Rationale for MSPs

In the wider sense, the rationale for multi-stakeholder collaboration is simple. Today, the world is faced with a set of very difficult issues: the over-use of natural resources; climate change; continuing poverty; and the psychological and health-related ‘downsides’ of modern living. Quite simply, our existing ways of making decisions, along with our mechanisms of governance – from the local to the global level – are failing to cope with today’s challenges.

At the most basic level the reason for an MSP is that a group of actors realise that they are unable to achieve their own objectives and ambitions without working with others. Sometimes it is government which realises that to create and implement effective policy it must seek the advice and work in partnership with other actors.  Increasingly business is having to work with ‘triple bottom line’ thinking and balance profit with environmental and social outcomes.  To do this it has to engage in new ways with its clients, policy makers and environmental and social activists.  NGOs are very diverse and some very deliberately take a confrontational approach, however, many others are learning that they can best achieve their objectives by creating, or being involved in processes where they constructively help business and government to make change.

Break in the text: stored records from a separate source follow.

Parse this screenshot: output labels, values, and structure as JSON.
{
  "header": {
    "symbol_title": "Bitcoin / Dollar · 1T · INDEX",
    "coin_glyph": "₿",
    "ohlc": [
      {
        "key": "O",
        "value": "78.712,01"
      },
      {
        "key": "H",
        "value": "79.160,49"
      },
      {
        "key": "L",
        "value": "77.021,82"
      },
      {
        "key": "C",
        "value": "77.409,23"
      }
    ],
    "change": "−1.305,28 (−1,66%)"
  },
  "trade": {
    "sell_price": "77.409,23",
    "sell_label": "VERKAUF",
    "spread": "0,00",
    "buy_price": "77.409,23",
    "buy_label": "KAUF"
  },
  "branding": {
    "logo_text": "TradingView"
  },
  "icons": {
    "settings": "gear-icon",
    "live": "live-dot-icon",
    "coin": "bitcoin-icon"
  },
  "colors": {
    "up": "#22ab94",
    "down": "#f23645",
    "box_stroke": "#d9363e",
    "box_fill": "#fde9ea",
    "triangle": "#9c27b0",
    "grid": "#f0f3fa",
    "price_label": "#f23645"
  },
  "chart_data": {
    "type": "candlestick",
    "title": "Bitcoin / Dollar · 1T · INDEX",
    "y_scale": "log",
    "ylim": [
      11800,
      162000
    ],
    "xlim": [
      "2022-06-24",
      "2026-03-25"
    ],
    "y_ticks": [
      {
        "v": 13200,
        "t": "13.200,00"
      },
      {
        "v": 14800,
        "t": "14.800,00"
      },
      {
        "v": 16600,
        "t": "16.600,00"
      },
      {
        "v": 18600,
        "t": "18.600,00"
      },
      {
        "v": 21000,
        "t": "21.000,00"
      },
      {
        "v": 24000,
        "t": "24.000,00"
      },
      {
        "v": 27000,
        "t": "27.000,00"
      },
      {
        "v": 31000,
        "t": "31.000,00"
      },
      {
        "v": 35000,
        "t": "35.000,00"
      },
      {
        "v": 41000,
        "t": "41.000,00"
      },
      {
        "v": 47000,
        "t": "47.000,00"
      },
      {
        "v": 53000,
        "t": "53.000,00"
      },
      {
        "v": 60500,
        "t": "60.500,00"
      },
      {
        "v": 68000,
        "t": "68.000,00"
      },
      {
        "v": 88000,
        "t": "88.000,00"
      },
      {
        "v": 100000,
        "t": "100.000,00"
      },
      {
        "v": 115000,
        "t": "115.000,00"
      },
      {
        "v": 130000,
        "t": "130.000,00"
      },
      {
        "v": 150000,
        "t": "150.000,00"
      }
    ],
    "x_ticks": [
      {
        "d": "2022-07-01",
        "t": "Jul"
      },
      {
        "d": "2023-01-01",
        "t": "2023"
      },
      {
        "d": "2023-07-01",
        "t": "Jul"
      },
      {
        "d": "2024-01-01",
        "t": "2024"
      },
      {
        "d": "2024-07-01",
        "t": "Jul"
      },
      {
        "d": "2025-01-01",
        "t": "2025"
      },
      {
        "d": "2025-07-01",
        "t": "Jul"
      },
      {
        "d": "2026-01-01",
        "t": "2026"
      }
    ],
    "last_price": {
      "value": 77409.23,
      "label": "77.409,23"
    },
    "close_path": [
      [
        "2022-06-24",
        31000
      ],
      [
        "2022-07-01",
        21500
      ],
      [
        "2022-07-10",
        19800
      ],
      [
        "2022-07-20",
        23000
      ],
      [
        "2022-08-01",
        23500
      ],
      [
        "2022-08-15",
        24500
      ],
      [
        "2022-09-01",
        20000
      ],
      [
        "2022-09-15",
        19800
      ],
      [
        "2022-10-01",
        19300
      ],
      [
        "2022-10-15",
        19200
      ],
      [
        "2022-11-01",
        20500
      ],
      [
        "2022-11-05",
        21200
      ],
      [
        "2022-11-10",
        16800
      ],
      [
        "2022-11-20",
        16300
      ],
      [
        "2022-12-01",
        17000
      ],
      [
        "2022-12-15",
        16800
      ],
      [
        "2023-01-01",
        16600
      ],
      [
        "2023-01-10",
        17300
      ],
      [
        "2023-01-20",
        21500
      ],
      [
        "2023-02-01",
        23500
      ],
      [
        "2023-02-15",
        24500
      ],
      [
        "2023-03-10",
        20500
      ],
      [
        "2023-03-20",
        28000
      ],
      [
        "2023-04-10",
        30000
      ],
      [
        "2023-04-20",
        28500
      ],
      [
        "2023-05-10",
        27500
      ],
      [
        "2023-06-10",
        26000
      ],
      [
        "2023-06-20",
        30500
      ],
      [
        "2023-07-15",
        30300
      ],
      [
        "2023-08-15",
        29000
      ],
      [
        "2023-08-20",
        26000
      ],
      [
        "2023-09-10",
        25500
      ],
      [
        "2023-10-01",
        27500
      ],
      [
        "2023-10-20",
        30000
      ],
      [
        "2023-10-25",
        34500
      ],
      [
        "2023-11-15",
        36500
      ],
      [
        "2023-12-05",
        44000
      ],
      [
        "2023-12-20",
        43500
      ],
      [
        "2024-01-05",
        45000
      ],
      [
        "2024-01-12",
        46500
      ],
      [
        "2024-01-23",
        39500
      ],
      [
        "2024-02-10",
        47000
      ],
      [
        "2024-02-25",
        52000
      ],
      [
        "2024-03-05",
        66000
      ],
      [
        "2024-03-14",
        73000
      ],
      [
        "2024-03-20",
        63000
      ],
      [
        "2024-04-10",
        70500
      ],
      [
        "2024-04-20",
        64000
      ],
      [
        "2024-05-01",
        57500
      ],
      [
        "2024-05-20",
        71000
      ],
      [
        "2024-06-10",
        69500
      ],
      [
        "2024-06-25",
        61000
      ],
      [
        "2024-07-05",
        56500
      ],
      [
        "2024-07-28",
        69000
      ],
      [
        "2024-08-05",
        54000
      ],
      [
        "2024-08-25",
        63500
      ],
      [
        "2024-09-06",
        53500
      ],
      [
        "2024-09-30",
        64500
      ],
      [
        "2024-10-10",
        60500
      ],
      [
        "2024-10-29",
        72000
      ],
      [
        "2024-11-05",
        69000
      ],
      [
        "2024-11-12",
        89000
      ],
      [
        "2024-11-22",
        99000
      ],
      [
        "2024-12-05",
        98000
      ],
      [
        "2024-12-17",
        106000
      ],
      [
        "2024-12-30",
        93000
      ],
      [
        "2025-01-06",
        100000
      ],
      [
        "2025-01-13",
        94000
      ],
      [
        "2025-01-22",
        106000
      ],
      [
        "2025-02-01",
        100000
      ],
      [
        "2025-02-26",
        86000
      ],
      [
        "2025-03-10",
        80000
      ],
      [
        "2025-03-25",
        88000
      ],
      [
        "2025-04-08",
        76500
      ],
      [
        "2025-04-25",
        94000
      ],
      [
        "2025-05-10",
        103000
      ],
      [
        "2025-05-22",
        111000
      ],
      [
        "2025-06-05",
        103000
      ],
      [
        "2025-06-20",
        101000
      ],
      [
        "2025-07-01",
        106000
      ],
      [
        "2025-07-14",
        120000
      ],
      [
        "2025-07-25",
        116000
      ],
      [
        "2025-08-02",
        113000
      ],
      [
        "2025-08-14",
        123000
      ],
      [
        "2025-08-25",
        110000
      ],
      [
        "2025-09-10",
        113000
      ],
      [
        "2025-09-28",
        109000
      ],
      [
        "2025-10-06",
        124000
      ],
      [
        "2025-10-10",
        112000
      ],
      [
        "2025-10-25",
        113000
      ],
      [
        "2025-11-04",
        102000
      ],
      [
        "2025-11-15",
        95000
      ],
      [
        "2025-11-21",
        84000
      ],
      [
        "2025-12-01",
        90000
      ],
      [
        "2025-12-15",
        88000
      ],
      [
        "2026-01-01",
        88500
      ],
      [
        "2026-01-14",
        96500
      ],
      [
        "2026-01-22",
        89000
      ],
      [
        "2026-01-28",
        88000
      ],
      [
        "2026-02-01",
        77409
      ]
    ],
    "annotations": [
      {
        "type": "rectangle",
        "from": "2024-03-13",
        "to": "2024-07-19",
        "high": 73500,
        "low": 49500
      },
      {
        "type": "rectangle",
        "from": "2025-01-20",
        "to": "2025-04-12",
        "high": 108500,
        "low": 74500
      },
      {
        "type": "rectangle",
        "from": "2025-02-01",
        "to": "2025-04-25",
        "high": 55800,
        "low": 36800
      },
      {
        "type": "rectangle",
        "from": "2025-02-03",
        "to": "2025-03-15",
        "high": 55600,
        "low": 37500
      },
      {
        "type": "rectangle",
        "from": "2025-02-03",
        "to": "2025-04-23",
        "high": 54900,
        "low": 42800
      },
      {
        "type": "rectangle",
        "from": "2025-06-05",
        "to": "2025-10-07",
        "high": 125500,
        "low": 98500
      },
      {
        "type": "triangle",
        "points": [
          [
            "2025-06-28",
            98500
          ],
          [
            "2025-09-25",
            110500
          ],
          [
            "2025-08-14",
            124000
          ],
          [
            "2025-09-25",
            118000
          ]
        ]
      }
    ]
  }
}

In a globalised world neither government, business nor civil society  is all powerful, yet each has the power to at least partially subvert actions of the other spheres to which they are opposed.  Progress, particularly in relation to sustainable development, hinges on a social capacity for different sectors and interests to be able to constructively engage with each other. 

When looking across many examples of MSPs five main reasons can be seen for why actors engage in a multi-stakeholder partnership:

  1. Consultation
  2. Learning and idea generation
  3. Joint problem solving and decision making
  4. Overcoming conflicts
  5. Collective action 

In many MSPs, stakeholders engage for a combination of these reasons.  However, the primary purpose for a MSP does have significant implications for how it is set-up, structured and facilitated and for its legitimacy.  In this sense consultation and shared learning processes are less complex and less difficult to manage than those aimed at joint decision making, conflict resolution or collective action.  

Complex Adaptive Systems

Ecosystems, human societies and our economies are complex adaptive systems. They evolve and develop in unpredictable ways that cannot be fully managed, directed and controlled.   They can be seen as a collection of vast numbers of interacting elements with a myriad of interconnections.  All the different elements are constantly reacting and adapting to what is going on in the rest of the system. While some coherent patterns of change and behaviour can be observed, how these complex systems evolve and change cannot be fully predicted.  They are full of surprise and uncertainty.  As a result, small changes in inputs can have very large impacts on the overall system.

Over the last several decades a much better understanding has developed about the nature of complex adaptive systems, which has significant implications for how we try to govern and bring about change in our human societies.  It is impossible to use simple linear cause and effect relationships to understand and intervene.

Instead of trying to fully control outcomes through rigorous upfront analysis, hierarchical top-down management and detailed plans we need to focus more on creating the conditions for human systems to adapt and evolve in desirable directions.  

Adaptive and innovative change in such systems is enabled by increasing the shared understanding, feedback, relationships and networks between the different the actors in the system. This is precisely what multi-stakeholder partnering processes make possible. In an increasingly complex world, multi-stakeholder partnerships are turned into an important mechanism of governance. They complement the more formal workings of national governments and international relations.

When one acknowledges that human societies are best understood as complex adaptive systems, a well-considered engagement in multi-stakeholder partnership can open up ways to contribute to transformative change in the direction of sustainability and equity.